資産形成の余裕なんてない…。基本的には私もそうです。無理して行う必要はありません。まずは、生活防衛資金を貯めましょう。それらを確保した後は、小額でも自分のリスク許容度の派内で着実に資産形成をしていくことが必要です。

3.今だけでなく将来も働く可能性があることを想定する。

昭和世代よりも平成・令和世代が優位なこと、それは投資に限った話ではありません。
家業を継ぐ・新卒採用総合職転勤あり退職金あり終身雇用…そういったかつての「普通」の働き方だけでない、個人の多様性を認める姿勢が若い世代では昔よりずっと「当たり前」になってきていると感じます。

先に挙げたFIREは、「自分」以降の世代生存に関するお金のことだけが視界に入っているように思えますが、他人のことに巻き込まれてしまって思うようにいかないのもまた人生の良くある側面です。
労働だけが稼得の手法ではありませんが、「普通」の形でなかったとしても、時と場合に応じて働く必要が出てくる可能性があることを想定しておくと心の準備ができてよいかもしれません。

まとめ

老後2000万円問題を記した報告書を読むと、結局のところ、「もう国の公的年金では賄いきれないから、自己責任で老後資金は用意してね」というメッセージと読めました。

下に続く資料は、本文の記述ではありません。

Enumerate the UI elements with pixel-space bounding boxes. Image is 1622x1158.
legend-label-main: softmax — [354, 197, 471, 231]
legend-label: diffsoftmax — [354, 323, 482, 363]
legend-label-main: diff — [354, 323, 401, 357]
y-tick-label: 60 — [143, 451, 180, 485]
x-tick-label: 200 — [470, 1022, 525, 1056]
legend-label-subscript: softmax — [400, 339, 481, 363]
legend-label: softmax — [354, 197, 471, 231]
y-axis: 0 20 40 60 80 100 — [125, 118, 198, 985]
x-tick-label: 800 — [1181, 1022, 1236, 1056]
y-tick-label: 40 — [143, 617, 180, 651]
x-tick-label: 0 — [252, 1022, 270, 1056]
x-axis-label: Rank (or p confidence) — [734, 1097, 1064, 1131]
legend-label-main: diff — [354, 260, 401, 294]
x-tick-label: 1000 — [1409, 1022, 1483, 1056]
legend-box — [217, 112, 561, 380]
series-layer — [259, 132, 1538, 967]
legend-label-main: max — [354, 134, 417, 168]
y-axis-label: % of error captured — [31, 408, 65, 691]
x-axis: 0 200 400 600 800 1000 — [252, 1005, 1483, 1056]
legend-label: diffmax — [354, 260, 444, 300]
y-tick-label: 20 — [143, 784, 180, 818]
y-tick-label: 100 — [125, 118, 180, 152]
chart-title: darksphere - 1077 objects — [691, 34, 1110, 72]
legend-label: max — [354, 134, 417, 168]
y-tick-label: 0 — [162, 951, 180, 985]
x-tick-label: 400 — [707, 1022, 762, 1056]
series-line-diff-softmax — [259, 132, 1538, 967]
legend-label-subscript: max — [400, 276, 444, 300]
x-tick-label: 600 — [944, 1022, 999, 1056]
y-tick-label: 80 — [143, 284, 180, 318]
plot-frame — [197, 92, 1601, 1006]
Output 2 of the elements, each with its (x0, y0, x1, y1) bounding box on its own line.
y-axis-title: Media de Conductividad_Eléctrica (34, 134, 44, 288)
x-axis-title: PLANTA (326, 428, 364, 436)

早いうちからゆっくり終活、ゆっくり資産形成した方がよい、ということですね。良い…というよりは、やらないと貧困老人となる未来が待っている可能性が高いというところでしょうか。

なんとなく行っていた資産形成について、より、きちんと見直すきっかけになったのではないでしょうか。普通預金にしかない、という方は、これから真面目に資産形成について考えてみた方がよいかもしれません。